The other news which would have upset Xi includes continued sanctions being imposed by the USA and its allies on the export of microchips to about 100 Chinese companies which would retard China’s progress in the strategic domain, besides the decision of the Japanese government to term China as an “unprecedented strategic challenge” and increase its defence spending to 2 per cent of its GDP by 2027. Japan is to acquire counterstrike capabilities (aimed mainly against China and North Korea), including new missiles, technologies relating to unmanned systems, cyberspace, outer space, the electromagnetic spectrum and artificial intelligence.

The news about the rising India — the projections of Ernst and Young that the Indian economy could reach $26 trillion by 2046 and the decision of Apple to shift about 25 per cent of American cell phone manufacturing from China to India by 2025 — would not have pleased Xi as China has always aimed at containing India’s progress to assert its supremacy in the region. Xi would view it as another example of the Indo-US collusion aimed at weakening China’s economic power.
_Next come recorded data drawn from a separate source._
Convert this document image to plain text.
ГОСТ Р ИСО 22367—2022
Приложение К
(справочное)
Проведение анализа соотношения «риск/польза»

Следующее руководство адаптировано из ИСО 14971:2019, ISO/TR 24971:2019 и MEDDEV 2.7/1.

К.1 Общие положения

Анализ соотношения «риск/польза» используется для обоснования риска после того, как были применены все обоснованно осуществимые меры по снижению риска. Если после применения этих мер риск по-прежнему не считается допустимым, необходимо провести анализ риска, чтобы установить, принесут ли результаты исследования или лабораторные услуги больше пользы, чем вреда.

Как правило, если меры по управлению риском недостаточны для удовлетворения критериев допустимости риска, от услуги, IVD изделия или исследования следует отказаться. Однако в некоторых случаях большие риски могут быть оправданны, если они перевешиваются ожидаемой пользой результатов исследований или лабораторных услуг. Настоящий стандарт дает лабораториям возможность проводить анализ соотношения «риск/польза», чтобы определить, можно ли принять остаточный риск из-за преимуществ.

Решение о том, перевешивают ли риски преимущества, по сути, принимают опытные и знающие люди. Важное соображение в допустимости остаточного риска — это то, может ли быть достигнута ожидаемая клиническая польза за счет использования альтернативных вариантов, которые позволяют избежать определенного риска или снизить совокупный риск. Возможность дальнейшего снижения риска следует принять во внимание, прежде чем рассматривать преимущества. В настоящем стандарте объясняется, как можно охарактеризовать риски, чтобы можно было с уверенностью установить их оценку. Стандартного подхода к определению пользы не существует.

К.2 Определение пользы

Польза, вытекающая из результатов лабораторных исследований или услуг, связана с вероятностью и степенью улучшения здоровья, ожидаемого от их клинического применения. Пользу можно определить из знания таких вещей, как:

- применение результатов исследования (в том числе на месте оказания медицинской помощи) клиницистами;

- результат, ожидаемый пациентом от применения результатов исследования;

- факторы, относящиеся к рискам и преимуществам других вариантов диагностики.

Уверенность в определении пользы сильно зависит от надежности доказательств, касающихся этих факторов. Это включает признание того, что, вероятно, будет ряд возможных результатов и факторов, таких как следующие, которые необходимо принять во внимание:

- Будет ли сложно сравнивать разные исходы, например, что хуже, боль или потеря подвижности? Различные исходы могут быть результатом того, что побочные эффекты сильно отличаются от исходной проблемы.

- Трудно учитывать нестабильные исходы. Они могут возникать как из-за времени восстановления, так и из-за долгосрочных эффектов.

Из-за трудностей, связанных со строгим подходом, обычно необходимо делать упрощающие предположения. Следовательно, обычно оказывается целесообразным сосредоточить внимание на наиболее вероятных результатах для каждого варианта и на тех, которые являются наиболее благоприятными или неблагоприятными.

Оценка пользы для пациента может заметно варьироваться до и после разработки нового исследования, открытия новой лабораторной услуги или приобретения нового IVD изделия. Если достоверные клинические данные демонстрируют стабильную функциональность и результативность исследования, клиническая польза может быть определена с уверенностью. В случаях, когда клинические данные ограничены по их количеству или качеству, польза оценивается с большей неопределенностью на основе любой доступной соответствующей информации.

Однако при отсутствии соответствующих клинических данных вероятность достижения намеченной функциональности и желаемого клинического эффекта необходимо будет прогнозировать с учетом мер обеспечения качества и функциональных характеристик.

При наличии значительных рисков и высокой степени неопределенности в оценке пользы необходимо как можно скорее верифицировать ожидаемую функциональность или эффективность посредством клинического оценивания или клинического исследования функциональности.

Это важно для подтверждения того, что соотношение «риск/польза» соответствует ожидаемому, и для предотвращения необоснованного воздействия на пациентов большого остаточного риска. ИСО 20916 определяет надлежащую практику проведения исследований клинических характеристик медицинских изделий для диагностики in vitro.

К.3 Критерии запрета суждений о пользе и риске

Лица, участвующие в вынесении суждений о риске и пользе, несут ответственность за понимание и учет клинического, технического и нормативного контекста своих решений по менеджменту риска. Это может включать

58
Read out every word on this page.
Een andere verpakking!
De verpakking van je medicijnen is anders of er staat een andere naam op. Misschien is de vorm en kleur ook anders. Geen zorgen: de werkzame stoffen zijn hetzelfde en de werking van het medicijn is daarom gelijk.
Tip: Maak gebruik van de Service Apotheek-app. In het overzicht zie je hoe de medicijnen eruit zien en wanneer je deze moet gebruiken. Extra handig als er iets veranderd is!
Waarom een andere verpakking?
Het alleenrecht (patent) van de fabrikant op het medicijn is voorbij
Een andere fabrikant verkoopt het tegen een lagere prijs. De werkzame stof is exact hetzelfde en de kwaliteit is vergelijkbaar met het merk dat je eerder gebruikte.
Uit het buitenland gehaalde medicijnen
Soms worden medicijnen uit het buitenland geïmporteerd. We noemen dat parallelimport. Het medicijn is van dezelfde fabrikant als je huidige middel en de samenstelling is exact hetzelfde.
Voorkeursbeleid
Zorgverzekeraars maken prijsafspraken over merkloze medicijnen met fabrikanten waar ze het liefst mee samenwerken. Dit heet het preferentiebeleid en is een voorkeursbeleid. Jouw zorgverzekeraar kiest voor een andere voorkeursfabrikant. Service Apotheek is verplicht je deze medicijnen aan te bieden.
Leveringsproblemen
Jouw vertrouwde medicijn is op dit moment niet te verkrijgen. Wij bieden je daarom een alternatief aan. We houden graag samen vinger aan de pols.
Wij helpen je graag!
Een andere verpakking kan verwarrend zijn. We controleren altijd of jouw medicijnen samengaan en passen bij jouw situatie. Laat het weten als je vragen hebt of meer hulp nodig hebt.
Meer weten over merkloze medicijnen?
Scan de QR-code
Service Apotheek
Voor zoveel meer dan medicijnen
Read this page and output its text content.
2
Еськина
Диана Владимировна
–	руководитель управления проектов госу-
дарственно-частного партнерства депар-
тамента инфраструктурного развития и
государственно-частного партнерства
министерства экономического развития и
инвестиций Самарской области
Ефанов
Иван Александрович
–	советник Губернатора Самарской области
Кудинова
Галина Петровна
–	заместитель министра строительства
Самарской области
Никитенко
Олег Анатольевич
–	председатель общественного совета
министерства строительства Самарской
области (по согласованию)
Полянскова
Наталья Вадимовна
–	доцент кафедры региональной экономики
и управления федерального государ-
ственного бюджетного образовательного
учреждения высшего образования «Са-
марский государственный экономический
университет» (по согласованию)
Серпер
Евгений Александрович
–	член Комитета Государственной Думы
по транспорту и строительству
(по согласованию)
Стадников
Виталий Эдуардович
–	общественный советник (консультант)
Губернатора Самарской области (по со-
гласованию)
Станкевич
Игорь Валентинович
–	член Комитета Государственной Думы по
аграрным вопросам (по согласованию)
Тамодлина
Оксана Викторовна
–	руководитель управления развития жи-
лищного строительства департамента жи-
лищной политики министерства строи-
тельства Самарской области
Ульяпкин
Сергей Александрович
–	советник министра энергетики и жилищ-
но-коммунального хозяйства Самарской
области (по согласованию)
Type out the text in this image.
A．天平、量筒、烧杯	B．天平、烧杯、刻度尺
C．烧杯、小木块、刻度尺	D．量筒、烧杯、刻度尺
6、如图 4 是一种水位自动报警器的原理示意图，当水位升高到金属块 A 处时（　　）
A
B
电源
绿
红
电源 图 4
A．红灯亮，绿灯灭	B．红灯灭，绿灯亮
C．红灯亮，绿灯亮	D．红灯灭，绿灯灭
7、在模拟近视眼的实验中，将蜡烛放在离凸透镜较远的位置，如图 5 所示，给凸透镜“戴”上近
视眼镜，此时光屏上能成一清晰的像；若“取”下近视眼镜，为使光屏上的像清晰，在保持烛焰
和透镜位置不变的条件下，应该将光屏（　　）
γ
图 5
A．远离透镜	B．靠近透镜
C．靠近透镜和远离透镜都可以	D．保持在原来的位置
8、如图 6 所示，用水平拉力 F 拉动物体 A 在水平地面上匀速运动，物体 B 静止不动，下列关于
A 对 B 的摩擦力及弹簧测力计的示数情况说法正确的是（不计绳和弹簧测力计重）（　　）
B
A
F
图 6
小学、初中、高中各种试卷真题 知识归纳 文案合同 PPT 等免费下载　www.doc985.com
Xi has taken several steps to signal improved relations with the USA. Firstly, by lowering the rhetoric aimed against Washington and giving his concurrence for a meeting of the ministers in charge of foreign affairs, national security, finance, climate change and others. His ministers have put aside their wolf-warrior diplomacy and are now seeking meetings with their American counterparts. China is seeking stronger ties with Germany, France and Italy as these countries are taking a stance more independent of the USA towards China.

To signal the change and openness to global investment and market reforms, Xi sent Liu He, a vice-premier and his old Economic Adviser whom he had removed from the Politburo at the 20th Party Congress in October 2022, to represent China at the World Economic Forum in Davos as he is well known to big western companies.

At home, Xi has changed his earlier policies on the regulation of technology companies and tightening of credit to the real estate companies. Xi and his ministers are inviting foreign investors again to China, promising equal support to the private sector and more market reforms.

But the trust, outlook and confidence of the USA, many European, Asian and other countries and companies in Xi have been badly shaken due to his erratic and misguided policies. They think that the change in Xi’s approach and about-turn in policies is only tactical to ride out the present difficult economic environment. They would continue to put pressure on China to weaken its economic growth and hamper its technological rise to resist Xi’s aggression and hegemony.